A new option for Indian women - the vaginal ring
For women who often forget to take their oral contraceptives amid busy schedules, doctors say the vaginal ring should come in handy. Promising negligible chances of pregnancy, it arrived in India about three months ago.
Kolkata: For women who often forget to take their oral contraceptives amid busy schedules, doctors say the vaginal ring should come in handy. Promising negligible chances of pregnancy, it arrived in India about three months ago.
Doctors say the product gives women the same benefit as oral contraception minus the effect of the pills on the liver. It is a medicated ring that releases certain hormones.
"Worldwide acceptance of the vaginal ring is high, but it`s very new in India, only three months old," Ratnabali Chakraborty, gynaecologist and obstetrician at the Institute of Laparoscopic Surgery, Bellevue Clinic, told IANS.
Chakraborty said the soft and transparent ring, inserted inside the vagina, can stay within for three weeks, after which it has to be taken out. It uses the same combination of hormones as the pill but in a different way.

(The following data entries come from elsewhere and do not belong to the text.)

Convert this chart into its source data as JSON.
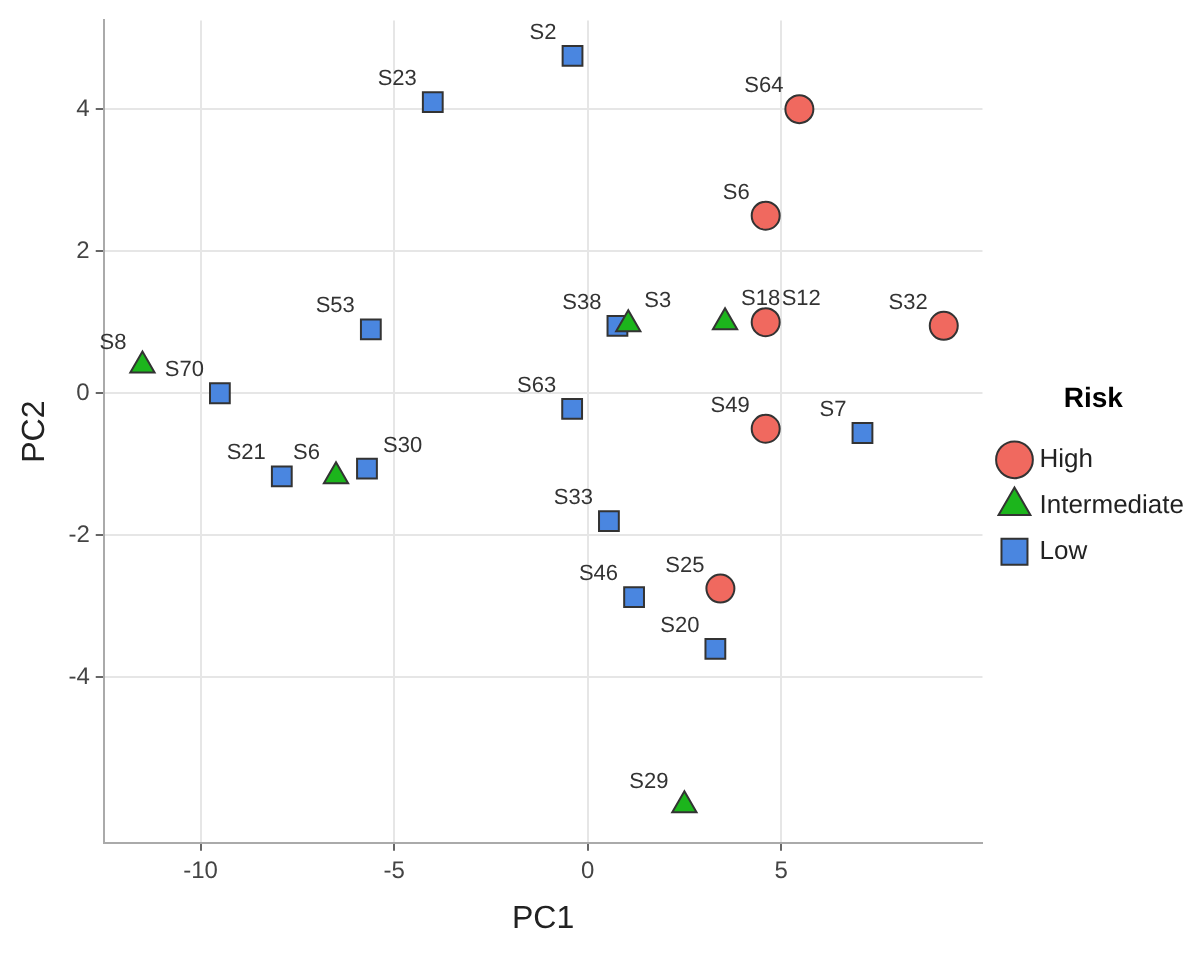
{
  "chart_data": {
    "type": "scatter",
    "xlabel": "PC1",
    "ylabel": "PC2",
    "legend_title": "Risk",
    "xlim": [
      -12.5,
      10.2
    ],
    "ylim": [
      -6.33,
      5.25
    ],
    "xticks": [
      -10,
      -5,
      0,
      5
    ],
    "yticks": [
      -4,
      -2,
      0,
      2,
      4
    ],
    "grid": true,
    "legend": "right",
    "series": [
      {
        "name": "High",
        "color": "#f0695f",
        "marker": "circle",
        "x": [
          5.47,
          4.6,
          4.6,
          9.2,
          4.6,
          3.43
        ],
        "values": [
          4.0,
          2.5,
          1.0,
          0.95,
          -0.5,
          -2.75
        ]
      },
      {
        "name": "Intermediate",
        "color": "#1cb51c",
        "marker": "triangle",
        "x": [
          -11.5,
          1.05,
          3.55,
          -6.5,
          2.5
        ],
        "values": [
          0.39,
          0.97,
          1.0,
          -1.17,
          -5.8
        ]
      },
      {
        "name": "Low",
        "color": "#4a86e0",
        "marker": "square",
        "x": [
          -0.39,
          -4.0,
          -5.6,
          -9.5,
          -0.4,
          0.77,
          7.1,
          -7.9,
          -5.7,
          0.55,
          1.2,
          3.3
        ],
        "values": [
          4.75,
          4.1,
          0.9,
          0,
          -0.22,
          0.95,
          -0.56,
          -1.17,
          -1.06,
          -1.8,
          -2.87,
          -3.6
        ]
      }
    ],
    "annotations": [
      {
        "text": "S2",
        "x": -0.39,
        "y": 4.75
      },
      {
        "text": "S23",
        "x": -4.0,
        "y": 4.1
      },
      {
        "text": "S53",
        "x": -5.6,
        "y": 0.9
      },
      {
        "text": "S8",
        "x": -11.5,
        "y": 0.39
      },
      {
        "text": "S70",
        "x": -9.5,
        "y": 0
      },
      {
        "text": "S63",
        "x": -0.4,
        "y": -0.22
      },
      {
        "text": "S38",
        "x": 0.77,
        "y": 0.95
      },
      {
        "text": "S3",
        "x": 1.05,
        "y": 0.97
      },
      {
        "text": "S64",
        "x": 5.47,
        "y": 4.0
      },
      {
        "text": "S6",
        "x": 4.6,
        "y": 2.5
      },
      {
        "text": "S18",
        "x": 3.55,
        "y": 1.0
      },
      {
        "text": "S12",
        "x": 4.6,
        "y": 1.0
      },
      {
        "text": "S32",
        "x": 9.2,
        "y": 0.95
      },
      {
        "text": "S49",
        "x": 4.6,
        "y": -0.5
      },
      {
        "text": "S7",
        "x": 7.1,
        "y": -0.56
      },
      {
        "text": "S21",
        "x": -7.9,
        "y": -1.17
      },
      {
        "text": "S6",
        "x": -6.5,
        "y": -1.17
      },
      {
        "text": "S30",
        "x": -5.7,
        "y": -1.06
      },
      {
        "text": "S33",
        "x": 0.55,
        "y": -1.8
      },
      {
        "text": "S46",
        "x": 1.2,
        "y": -2.87
      },
      {
        "text": "S25",
        "x": 3.43,
        "y": -2.75
      },
      {
        "text": "S20",
        "x": 3.3,
        "y": -3.6
      },
      {
        "text": "S29",
        "x": 2.5,
        "y": -5.8
      }
    ]
  }
}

She claimed there was zero percent chance of pregnancy with the vaginal ring. "It is a non-irritant and delivers a very small quantity of hormones," she said.

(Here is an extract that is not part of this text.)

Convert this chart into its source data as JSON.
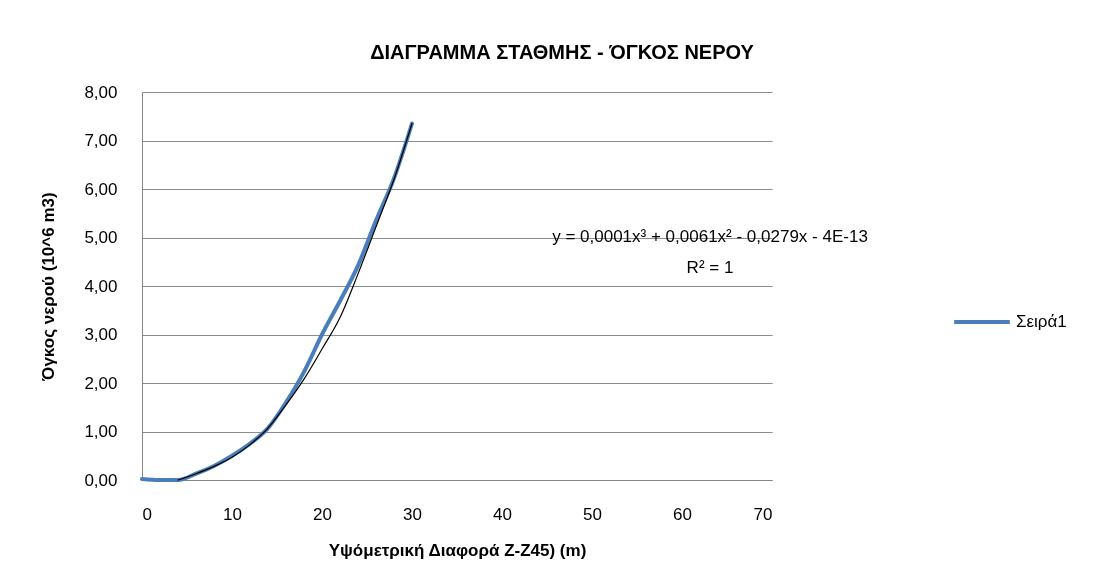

In India, where an increasing number of women want to plan out their marriages and children, the use of contraceptive methods has gone up.
The most popular methods of contraception used by women in developing countries are female sterilisation, oral contraceptives, injectibles and intra-uterine devices. The vaginal ring adds to this list.
"This gives a choice of contraception to women. Nowadays, women like to know fully about the product before they use it," said Kushaghra Ghosh, consultant physician in Kolkata`s Woodlands nursing home.
The vaginal ring uses the same combination of hormones as the pill but in a different way.
"The liver bears the brunt of the first pass effect of any hormone, but this new procedure will spare the liver...it has the combination of the same hormones but is used in a different way," he said.
"It is best suited for working women and especially for those whose working hours are not very regular like women working in BPOs or as air hostesses," he said.
The ring is not sold over the counter yet.
Ghosh said one does not need to go to the doctor to insert it. It can be inserted by a woman herself and has the least chance of coming out as it is sticky in nature.
However, the price may be an issue. One ring costs Rs.800 per month, whereas for oral contraceptives one needs to shell out only Rs.200 a month.